The Importance of Preplanning of a Public Safety Communications System

Ken Haberer

Written by 24 February 2019

 

Installing an in-building public safety communications system is more than just simply mounting a BDA/Fiber DAS along with a donor antenna, coax, splitters and service antennas and turning it on.  There’s so much more that goes into planning of a successful system before it’s commissioned, passes AHJ testing and issuance of the Certificate of Occupancy to the building owner.  This short Tech Brief will cover important aspects that SI (System Integrator)/installers shouldn’t over look when planning a public safety project not only to install a compliant public safety communications system, but also save valuable time and money.

Before handing over the floor plans to an iBwave designer it’s imperative that a copy of the most recent Ordinance acquired.  More importantly it’s highly suggested that it’s verified with the local AHJ (Authority Having Jurisdiction)/Fire Inspector to ensure this is the most recent ordinance.  This document will communicate all the requirements that the SI is expected to support in the ERRC System.  This includes what fire standards they have adopted, ie. NFPA 72/1221 or IFC 510, if the AHJ requires fire submittal plans for approval, as well as any additions/deletions to the code that the AHJ mandates. There have been instances where an SI has assumed they had the most recent Ordinance, but found out during the inspection that something was amended and ultimately didn’t pass.  By doing this one little task can save both valuable time and resources costing hundreds to thousands of dollars.  

Once the latest Ordinance has been verified, performing a physical site survey is the next step to designing the actual system.  The survey is essential in gathering the building’s actual inside/outside RF environment and to bring it into iBwave.  One of the most important readings would be the exterior  power levels coming from the public safety base station as its crucial to setting the baseline for the whole design of the public safety communications system.  Assuming rather than obtaining actual readings from the start may cause problems when trying to tune and commission the system. For example, say the nearest public safety base station antenna is 10 miles away and emits xx dB with a clean lineofsite.  Theoretically you could assume the signal arriving at the donor antenna will be xx dB attenuated from the free space loss, however, one might miss that there is a large body of water or buildings nearby that refract and reflect signals causing signals to degrade faster than just free-space loss.  This could have significant effect on whether there is ample signal at donor antenna or if a higher gain, more directional panel antenna would be a better choice.  

 

 

Another important aspect to know about the RF environment is whether there is already a commercial repeater/DAS system and if there’s a need to mitigate potential interference issues.  Both Verizon’s upper C block and Sprint’s 800 bands are adjacent to some 700/800MHz public safety channels as shown in Figure 1 below.  This situation would require a very sharp filter to protect the commercial signal.  Knowing ahead of time means one can properly budget and mitigate the signals using proper rejection filters.  Commercial DAS is a form of Public Safety communications and every effort should be made to protect it from ERRCS interference.

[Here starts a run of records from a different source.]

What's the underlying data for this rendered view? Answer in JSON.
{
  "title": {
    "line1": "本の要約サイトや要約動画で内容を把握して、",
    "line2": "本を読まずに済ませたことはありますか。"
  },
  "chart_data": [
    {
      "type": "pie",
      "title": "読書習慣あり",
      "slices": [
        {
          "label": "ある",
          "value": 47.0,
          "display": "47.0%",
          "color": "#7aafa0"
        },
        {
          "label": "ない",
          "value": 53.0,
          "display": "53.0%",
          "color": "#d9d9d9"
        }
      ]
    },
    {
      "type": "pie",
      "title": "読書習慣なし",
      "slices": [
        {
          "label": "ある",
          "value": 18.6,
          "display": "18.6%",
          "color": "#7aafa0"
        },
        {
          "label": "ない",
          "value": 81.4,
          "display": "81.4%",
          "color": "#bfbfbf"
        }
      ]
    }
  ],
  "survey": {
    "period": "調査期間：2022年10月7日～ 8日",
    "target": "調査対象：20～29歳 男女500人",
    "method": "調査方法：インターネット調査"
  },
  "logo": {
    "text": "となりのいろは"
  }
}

Designing for operational harmony between commercial DAS and Public Safety ERRCS can help with timely issuance of Certification of Occupancy and minimal cost overruns.

 

Public Safety and Commercial Frequency Band Allocations

 

 

 Fig. 1

 

Future proofing a building for planned services is also another consideration when designing a public safety system.  A building might not have a commercial wireless system currently, however if you know the building owner is looking into it, there are a few things to consider.  First are the possible interference issues that could arise mentioned in the previous point, but also if this is a co-located system, where both signals are shared on a single coax infrastructure, special attention needs to be placed on the uplink signal to ensure the systems overall gain is enough.  This also includes AT&T’s FirstNet LTE public safety network band. 

With a little planning at the start of a public safety project, the SI in the end can provide the end-user a better designed system that meets the AHJ’s requirements, that can be completed on time and budget without any costly change orders.